Asphalt & Rubber got this email late last night from one of the competitors at the e-Power race at Laguna Seca this past weekend. It shows a rare glimpse into the electric racing scene, that even our own coverage can’t compare to in storytelling ability. The letter talks about sportsmanship: the sportsmanship that riders and teams share with each other, but also more importantly the sportsmanship that makes others take notice, and strive to be better. Read the letter after the jump.
Here is a little story from the recent ePower race. The last place finisher was a young man from Germany, by the name of Christian Amendt. This young man and his team had been competing in the epower series in Europe, on a bike they built themselves. Because FIM is seriously interested in promoting the electric bike series, they offered some small subsidies to European teams to help get them to Laguna Seca, which made it possible for Christian and his team to travel to the US and compete at Laguna Seca. That was the start of the saga.
Christian and his team bought their airline tickets from a small discount agency. Unfortunately, the agency went bust, and the tickets went with it, leaving Christian and his team high and dry. The FIM stepped in and loaned them the money for a new set of tickets. So far so good.
When they arrived in the US, they found that all of their riding gear had been lost. Somehow they were able to find leathers, boots and a helmet that fit and that they could afford. Somehow, they were able to make the grid for the free practice and were able to qualify for the race-day grid.
The day before the race, Christian took the bike out during qualifying to try for a better time and get in some laps, only to have their electronic controller fail. They did not have a spare, and this is not the sort of thing you can find at the local Home Depot. Basically, this final blow should have been the end for this team.

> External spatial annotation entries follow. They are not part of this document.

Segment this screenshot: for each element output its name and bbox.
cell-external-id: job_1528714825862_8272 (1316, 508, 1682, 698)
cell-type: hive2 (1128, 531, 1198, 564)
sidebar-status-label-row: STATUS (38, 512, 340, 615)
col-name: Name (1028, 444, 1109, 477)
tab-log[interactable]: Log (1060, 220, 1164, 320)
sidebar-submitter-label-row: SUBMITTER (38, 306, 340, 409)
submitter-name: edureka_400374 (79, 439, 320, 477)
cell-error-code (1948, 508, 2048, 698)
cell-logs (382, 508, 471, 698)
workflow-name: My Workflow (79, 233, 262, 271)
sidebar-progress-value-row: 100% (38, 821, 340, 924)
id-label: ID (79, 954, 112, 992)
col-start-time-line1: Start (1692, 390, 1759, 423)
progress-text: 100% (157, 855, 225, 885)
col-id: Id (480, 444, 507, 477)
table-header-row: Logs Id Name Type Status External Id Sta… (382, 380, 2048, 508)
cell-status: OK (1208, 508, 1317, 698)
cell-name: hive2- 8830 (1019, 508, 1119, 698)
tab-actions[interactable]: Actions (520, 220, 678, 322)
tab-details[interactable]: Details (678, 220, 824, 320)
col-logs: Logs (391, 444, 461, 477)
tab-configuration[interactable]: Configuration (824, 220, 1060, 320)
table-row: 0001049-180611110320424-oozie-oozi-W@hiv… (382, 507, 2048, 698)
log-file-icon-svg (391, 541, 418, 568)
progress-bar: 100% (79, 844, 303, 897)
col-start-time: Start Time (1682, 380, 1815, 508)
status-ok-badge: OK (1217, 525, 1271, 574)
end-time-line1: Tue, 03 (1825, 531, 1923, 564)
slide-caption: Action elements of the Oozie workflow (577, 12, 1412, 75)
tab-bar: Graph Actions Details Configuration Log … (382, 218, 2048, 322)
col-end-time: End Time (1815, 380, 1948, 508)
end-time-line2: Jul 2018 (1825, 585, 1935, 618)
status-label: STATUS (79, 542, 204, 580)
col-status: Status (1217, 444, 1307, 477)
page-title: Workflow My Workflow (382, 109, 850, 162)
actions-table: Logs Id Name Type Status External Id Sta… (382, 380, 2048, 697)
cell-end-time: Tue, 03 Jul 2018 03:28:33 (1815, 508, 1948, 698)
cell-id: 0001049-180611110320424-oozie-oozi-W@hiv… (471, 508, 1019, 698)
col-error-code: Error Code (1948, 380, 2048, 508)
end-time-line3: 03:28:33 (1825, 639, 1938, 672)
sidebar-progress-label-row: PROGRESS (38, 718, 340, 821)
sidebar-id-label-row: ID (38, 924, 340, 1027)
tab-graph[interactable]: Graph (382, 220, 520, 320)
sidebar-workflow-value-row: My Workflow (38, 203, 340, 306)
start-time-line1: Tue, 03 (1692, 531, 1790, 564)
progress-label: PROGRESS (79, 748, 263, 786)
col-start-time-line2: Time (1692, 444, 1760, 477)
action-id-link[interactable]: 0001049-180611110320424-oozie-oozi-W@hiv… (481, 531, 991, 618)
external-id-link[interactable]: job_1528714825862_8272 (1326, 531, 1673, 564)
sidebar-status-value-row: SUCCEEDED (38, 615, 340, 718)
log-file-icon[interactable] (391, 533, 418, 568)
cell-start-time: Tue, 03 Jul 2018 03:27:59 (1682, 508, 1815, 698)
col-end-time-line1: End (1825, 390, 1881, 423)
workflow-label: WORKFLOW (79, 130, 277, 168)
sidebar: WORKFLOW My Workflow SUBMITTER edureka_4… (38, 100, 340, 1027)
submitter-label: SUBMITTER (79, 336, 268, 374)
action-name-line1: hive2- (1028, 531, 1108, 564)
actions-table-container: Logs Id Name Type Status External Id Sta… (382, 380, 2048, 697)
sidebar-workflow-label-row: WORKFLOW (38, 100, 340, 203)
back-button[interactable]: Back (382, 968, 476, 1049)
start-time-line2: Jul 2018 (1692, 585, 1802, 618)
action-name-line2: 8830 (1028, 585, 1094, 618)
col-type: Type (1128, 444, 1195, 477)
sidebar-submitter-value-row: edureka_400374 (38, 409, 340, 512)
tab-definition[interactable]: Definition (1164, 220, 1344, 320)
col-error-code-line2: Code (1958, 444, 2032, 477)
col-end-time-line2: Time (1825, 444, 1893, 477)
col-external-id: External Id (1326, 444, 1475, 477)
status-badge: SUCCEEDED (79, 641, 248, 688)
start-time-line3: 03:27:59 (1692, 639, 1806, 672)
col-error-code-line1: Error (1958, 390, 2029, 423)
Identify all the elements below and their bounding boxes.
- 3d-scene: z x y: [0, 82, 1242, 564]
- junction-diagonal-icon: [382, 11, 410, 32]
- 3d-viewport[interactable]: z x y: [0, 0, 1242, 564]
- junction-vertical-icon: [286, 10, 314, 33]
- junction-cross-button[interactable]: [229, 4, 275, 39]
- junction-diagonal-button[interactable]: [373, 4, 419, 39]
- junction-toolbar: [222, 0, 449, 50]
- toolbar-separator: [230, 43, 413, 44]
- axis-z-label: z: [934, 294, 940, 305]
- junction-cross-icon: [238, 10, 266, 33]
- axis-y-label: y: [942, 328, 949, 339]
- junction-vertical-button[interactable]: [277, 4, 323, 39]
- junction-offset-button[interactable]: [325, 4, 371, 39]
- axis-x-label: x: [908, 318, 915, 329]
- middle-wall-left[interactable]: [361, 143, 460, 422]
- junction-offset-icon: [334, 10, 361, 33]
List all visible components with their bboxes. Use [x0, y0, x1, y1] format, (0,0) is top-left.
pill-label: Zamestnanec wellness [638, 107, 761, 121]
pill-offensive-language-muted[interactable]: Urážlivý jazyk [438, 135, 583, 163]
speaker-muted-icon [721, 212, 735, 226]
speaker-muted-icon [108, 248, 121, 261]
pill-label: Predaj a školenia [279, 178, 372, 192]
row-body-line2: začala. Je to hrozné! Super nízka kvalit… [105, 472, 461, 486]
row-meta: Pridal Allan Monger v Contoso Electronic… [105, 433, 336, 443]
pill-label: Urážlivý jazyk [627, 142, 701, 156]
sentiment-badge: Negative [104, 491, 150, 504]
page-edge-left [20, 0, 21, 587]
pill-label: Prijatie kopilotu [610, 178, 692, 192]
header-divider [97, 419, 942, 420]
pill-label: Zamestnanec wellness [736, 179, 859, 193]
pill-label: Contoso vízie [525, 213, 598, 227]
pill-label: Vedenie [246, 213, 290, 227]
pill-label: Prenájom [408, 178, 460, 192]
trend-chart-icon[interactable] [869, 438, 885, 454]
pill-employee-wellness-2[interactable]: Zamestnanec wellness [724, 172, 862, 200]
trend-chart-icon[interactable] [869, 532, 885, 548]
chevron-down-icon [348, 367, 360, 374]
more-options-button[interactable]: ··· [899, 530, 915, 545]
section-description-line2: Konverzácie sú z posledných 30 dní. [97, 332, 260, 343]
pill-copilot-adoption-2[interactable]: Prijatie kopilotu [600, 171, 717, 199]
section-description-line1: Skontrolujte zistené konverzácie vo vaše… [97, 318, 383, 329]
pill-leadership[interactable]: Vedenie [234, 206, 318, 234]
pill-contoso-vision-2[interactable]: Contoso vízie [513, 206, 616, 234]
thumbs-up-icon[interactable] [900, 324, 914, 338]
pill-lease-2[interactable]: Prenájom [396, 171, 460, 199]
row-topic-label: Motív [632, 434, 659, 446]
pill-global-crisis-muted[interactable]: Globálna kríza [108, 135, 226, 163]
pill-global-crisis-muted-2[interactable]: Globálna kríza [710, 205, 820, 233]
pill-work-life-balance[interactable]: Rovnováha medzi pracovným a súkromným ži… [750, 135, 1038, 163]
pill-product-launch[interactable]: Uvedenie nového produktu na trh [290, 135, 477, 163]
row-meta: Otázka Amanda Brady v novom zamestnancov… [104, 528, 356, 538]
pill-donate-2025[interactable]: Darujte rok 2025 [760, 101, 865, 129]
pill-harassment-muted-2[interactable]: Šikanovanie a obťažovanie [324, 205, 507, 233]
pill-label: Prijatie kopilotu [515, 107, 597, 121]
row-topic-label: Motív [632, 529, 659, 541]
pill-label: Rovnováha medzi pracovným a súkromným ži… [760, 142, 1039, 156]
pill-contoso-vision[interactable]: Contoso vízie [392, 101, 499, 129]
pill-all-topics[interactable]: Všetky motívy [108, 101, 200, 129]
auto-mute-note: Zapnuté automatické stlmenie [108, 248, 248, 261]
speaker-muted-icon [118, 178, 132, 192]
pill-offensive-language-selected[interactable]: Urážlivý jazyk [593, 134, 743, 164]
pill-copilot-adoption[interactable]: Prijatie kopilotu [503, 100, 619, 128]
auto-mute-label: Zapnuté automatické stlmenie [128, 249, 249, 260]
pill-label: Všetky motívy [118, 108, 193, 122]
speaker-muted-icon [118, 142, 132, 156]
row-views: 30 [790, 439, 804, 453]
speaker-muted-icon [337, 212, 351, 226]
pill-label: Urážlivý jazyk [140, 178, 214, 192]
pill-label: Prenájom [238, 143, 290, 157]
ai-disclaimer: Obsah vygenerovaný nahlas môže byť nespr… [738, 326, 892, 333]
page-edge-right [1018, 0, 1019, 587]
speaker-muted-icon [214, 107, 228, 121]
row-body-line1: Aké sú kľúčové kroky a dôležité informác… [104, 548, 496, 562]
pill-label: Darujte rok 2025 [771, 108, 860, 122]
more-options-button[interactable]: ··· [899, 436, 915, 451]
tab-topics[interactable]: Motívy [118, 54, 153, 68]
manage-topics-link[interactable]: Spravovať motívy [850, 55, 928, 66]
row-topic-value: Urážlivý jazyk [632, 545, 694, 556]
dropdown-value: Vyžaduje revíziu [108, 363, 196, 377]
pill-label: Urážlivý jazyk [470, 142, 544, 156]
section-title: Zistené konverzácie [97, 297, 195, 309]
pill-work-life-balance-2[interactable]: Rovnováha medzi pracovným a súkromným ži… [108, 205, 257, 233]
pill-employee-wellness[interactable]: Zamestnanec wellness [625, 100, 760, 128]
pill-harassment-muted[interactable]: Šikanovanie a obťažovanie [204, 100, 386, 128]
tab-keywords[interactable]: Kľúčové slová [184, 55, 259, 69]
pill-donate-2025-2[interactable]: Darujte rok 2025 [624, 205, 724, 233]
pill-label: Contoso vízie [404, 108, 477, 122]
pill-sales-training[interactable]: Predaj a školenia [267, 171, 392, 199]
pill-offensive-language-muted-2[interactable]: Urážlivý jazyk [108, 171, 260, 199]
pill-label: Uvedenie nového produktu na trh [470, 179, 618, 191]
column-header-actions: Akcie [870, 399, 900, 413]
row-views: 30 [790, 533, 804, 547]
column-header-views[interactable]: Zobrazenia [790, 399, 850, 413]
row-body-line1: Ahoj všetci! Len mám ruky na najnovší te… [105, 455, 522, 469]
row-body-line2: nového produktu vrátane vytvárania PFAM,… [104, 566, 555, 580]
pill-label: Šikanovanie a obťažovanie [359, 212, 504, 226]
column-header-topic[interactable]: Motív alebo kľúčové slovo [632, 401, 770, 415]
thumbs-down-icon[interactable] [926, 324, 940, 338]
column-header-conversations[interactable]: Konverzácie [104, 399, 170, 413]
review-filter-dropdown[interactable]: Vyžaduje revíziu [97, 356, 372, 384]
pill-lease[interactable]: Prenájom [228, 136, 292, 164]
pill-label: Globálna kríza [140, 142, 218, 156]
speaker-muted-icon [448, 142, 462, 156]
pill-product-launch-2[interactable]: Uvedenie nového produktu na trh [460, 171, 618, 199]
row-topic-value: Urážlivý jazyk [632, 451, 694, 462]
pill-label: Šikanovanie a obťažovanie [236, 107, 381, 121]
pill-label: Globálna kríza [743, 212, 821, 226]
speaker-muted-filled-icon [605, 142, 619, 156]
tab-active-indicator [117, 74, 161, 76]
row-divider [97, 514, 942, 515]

However, the story of this teams dreadful luck began to circulate in the ePower paddock, and reached the Lightning Electric Motorcycle pit area. As it happened, Lightning had a prototype electric off road bike in it’s van that had a very similar controller to the one that was needed. Without a second thought, Richard Hatfield, of Lightning, wheeled the bike over to Christians pit and offered to loan them the controller. All they had to do was break down the Lightning bike and remove the controller, break down their bike and swap out the controller, reassemble their bike, and get it to the grid in time to race.
Christian and his crew worked all afternoon and into the night, and were at it again early next morning. After all they had been though, no one would have faulted them for throwing in the towel at that point, but that is not what they did. They simply went to work, tore down the two bikes and reassembled their race bike with the Lightning controller. With only moments to spare, they rolled out onto the track and joined the grid. They went on to finish in last place, but they did compete, and they did finish.
At the end of the race they rolled their bike back into their paddock and began to tear it down once again and reassemble the Lightning bike. They returned it later that afternoon, fully assembled and running, to the Lightning paddock. They did not make it to the podium this time, but they certainly proved that they are winners.